Most studies comparing diesel/gasoline dual-fuel operation and single-fuel diesel operation in diesel engines center on time-averaged results. It seems few studies discuss differences in cyclic variability. Motivated by this, the present study evaluates the cyclic variability of combustion in both dual-fuel and single-fuel operations of a diesel engine.
Steady-state tests were done on a medium duty diesel engine with conventional direct injection timings of diesel fuel into the cylinder at one speed and three loads. In addition to single-fuel (diesel) operation, dual-fuel (gasoline and diesel) operation was studied at increasing levels of gasoline fraction. Gasoline fuel is introduced via a fuel injector at a single location prior to the intake manifold (and EGR mixing location). Crank-angle resolved data including in-cylinder pressure and heat release rate obtained for around 150 consecutive cycles are used to assess cyclic variability.

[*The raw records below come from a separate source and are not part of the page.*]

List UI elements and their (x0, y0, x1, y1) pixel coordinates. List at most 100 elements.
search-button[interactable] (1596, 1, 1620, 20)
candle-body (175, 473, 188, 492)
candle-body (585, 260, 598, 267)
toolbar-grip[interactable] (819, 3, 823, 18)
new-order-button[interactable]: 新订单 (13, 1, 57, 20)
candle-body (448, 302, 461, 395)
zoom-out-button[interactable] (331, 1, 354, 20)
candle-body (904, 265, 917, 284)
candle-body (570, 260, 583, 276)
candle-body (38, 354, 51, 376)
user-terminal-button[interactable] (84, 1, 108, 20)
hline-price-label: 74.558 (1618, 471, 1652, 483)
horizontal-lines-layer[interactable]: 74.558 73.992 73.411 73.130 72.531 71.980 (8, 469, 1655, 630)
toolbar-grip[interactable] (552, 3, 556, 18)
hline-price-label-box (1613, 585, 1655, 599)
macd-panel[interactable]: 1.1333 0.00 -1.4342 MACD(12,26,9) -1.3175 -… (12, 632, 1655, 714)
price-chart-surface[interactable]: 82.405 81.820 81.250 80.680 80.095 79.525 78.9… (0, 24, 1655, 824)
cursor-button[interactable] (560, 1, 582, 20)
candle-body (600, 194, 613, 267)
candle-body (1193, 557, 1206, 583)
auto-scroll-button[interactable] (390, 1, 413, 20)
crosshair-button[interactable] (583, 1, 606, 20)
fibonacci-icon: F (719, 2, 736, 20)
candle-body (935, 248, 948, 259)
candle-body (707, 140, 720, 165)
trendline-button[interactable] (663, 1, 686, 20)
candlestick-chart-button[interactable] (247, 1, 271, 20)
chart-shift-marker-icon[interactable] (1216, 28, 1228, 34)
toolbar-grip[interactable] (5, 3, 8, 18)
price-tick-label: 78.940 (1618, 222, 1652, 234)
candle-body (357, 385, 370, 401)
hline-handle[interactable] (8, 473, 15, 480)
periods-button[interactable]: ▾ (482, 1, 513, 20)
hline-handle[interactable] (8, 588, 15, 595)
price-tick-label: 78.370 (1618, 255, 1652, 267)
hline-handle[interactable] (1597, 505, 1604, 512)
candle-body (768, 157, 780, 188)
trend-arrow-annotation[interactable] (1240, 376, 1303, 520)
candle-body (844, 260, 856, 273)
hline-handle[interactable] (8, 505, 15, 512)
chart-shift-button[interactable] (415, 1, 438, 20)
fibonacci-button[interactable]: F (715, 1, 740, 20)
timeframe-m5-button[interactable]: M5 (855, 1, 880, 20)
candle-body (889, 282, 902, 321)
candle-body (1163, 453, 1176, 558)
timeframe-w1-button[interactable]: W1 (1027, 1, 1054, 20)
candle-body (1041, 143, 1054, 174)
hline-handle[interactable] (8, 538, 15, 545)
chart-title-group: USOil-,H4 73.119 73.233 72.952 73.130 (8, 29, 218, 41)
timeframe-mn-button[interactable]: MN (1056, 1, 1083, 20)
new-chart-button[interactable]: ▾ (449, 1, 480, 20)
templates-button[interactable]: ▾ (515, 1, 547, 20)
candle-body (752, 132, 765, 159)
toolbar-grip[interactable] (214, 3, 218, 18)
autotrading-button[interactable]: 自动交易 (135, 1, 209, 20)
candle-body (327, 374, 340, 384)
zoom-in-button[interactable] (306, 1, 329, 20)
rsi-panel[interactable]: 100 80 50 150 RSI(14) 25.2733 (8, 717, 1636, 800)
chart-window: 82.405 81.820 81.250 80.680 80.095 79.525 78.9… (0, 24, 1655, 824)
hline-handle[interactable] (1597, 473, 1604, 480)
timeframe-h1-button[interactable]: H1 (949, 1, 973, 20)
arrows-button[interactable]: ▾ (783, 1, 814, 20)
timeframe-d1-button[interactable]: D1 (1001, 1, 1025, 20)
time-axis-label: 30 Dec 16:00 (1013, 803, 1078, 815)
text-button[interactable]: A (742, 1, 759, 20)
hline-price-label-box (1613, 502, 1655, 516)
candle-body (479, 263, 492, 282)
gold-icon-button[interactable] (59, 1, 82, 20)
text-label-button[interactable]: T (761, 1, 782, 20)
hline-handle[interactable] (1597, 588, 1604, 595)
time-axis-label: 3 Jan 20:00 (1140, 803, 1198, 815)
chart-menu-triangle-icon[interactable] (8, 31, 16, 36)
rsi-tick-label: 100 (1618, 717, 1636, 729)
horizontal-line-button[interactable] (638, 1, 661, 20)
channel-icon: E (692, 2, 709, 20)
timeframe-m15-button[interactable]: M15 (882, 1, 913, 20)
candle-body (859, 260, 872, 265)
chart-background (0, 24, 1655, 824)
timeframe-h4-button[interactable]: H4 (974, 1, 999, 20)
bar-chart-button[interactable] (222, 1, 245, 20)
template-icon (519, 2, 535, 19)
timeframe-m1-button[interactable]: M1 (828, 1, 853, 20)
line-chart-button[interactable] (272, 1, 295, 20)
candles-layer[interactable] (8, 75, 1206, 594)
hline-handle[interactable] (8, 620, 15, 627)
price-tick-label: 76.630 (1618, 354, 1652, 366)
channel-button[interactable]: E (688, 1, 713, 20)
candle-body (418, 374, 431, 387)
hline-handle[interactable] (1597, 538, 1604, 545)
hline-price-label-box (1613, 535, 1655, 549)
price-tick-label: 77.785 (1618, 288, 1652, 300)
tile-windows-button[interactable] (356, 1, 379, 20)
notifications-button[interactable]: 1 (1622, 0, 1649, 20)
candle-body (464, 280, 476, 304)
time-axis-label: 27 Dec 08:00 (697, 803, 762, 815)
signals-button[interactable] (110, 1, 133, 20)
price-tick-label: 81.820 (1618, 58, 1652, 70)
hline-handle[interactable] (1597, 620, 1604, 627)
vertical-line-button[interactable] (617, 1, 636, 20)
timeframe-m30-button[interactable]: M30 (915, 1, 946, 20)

The sources of cyclic variability, namely the factors causing cyclic variability or influencing its magnitude, especially those related to cylinder charge amount and mixture preparation, are analyzed. Fuel spray penetration and cyclic variability of cylinder charging, overall A/F ratio, and fuel injection timing, tend to increase cyclic variability of combustion in dual-fuel operation. On the other hand, fuel type and fuel spray droplet size tend to increase cyclic variability in single-fuel operation.
The cyclic variability in dual-fuel operation in this study is more serious than that in single-fuel operation, in terms of magnitude, indicated by metrics chosen to quantify it. Most measures of cyclic variability increase consistently with increasing gasoline fraction. Variations of gasoline amount and possibly gasoline low temperature heat release cause higher combustion variation in dual-fuel operation primarily by affecting premixed burning.
Statistical methods such as probability density function, autocorrelation coefficient, return map, and symbol sequence statistics methods are used to check determinism. In general, the parameters studied do not show strong determinism, which suggests other parameters must be identified to establish determinism or the system is inherently stochastic. Regardless, dominant sequences and optimal sequence lengths can be identified.